Scientists have tracked the shifting sands of the Kalahari through 180,000 years of history to gain an unprecedented glimpse at how climate shifts have affected the evolution of a desert.
Research by scientists from the universities of Luton, Oxford and Sheffield into the age of sand dunes has revealed the desert's past in unprecedented detail.
It has also provided an approach to studying climate change that has previously been inaccessible to science.
In the largest survey of its kind ever attempted, the team has taken samples from 50 sites across 1 million km2 of the Kalahari Basin, covering Botswana, South Africa, Zimbabwe, Zambia and Namibia.
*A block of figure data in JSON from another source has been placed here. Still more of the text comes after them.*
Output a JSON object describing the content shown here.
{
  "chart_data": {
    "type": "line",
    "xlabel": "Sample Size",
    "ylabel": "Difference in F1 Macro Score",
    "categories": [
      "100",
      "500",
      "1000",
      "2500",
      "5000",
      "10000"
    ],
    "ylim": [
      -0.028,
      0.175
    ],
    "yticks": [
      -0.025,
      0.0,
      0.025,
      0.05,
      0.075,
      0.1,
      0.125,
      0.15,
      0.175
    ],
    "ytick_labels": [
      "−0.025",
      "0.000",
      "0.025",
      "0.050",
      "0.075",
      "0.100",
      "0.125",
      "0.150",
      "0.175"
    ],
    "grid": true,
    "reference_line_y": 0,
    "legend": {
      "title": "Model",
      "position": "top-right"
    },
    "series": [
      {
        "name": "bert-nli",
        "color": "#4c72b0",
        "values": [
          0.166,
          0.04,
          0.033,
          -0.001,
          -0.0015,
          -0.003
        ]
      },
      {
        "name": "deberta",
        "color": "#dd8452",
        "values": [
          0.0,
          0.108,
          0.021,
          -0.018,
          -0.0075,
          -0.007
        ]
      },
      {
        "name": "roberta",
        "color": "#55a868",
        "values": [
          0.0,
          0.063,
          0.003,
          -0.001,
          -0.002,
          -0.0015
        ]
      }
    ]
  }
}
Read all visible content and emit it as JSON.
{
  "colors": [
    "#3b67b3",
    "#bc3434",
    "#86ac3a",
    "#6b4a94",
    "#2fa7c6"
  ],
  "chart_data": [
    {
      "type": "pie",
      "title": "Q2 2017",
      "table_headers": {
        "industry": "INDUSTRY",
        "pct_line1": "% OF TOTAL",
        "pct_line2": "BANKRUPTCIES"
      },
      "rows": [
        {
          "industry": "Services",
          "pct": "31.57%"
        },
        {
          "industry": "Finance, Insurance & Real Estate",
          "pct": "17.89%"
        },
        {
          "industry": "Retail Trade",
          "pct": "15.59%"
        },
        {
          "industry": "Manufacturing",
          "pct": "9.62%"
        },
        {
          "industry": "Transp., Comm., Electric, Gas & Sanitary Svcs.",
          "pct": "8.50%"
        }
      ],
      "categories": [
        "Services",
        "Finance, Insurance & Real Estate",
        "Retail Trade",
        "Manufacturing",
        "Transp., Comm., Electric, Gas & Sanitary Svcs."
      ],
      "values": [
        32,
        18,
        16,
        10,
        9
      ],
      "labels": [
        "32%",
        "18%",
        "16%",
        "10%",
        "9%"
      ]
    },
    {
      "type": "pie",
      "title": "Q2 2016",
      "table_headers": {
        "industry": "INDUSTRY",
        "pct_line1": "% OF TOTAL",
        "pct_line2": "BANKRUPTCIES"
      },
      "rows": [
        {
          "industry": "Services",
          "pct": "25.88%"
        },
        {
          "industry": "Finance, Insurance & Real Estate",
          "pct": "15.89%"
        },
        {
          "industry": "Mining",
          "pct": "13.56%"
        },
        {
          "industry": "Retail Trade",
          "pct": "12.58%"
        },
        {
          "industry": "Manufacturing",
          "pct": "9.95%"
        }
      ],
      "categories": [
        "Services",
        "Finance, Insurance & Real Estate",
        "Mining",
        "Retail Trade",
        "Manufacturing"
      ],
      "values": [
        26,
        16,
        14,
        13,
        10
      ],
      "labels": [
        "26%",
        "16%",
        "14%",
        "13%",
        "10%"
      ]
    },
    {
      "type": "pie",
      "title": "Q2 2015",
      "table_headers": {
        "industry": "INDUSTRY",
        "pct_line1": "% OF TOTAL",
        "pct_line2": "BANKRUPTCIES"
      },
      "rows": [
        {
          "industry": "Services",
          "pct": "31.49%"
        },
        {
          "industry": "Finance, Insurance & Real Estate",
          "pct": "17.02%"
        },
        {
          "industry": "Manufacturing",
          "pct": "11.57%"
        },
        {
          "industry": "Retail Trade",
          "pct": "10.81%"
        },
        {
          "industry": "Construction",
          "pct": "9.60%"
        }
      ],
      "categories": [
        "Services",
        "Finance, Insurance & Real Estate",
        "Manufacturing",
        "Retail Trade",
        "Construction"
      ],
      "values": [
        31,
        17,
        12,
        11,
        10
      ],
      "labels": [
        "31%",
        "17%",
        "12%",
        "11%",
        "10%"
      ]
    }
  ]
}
Paul Shaw, head of the department of environment, geography and geology at the University of Luton, will present his latest results at a conference in South Africa in July.
"This is the first systematic study of sand dune age over an entire region, giving us a palaeoclimatic record from a whole desert," he said.
The team is using optically stimulated luminescence (OSL) dating, a technique suited to arid conditions where lack of organic matter precludes the use of radiocarbon dating.
OSL dating measures the quantity of radiation, derived from the decay of natural radio-isotopes, that is stored as electrons in the structure of quartz crystals.
The electrons accumulate over time after a sand grain is buried, but are "bleached out" on exposure to sunlight, effectively resetting the "clock".
Samples taken from different depths in the desert were analysed at the University of Sheffield to measure the electron content of the grains and hence the time since they were last at the surface.
Much of the Kalahari is today stabilised by vegetation.
Through the OSL dating, however, the scientists have identified a series of episodes when the dunes were able to move, exposing their sand to the light.
This would have been due to either particularly dry spells, which would have killed the binding vegetation, or more wind.
The spatial and temporal pattern of these changes, particularly during the last ice age, has been found to be much more complex than previously thought.
The team is now studying sand grains taken from dry lake beds in the Kalahari to investigate times when the climate was wetter than at present.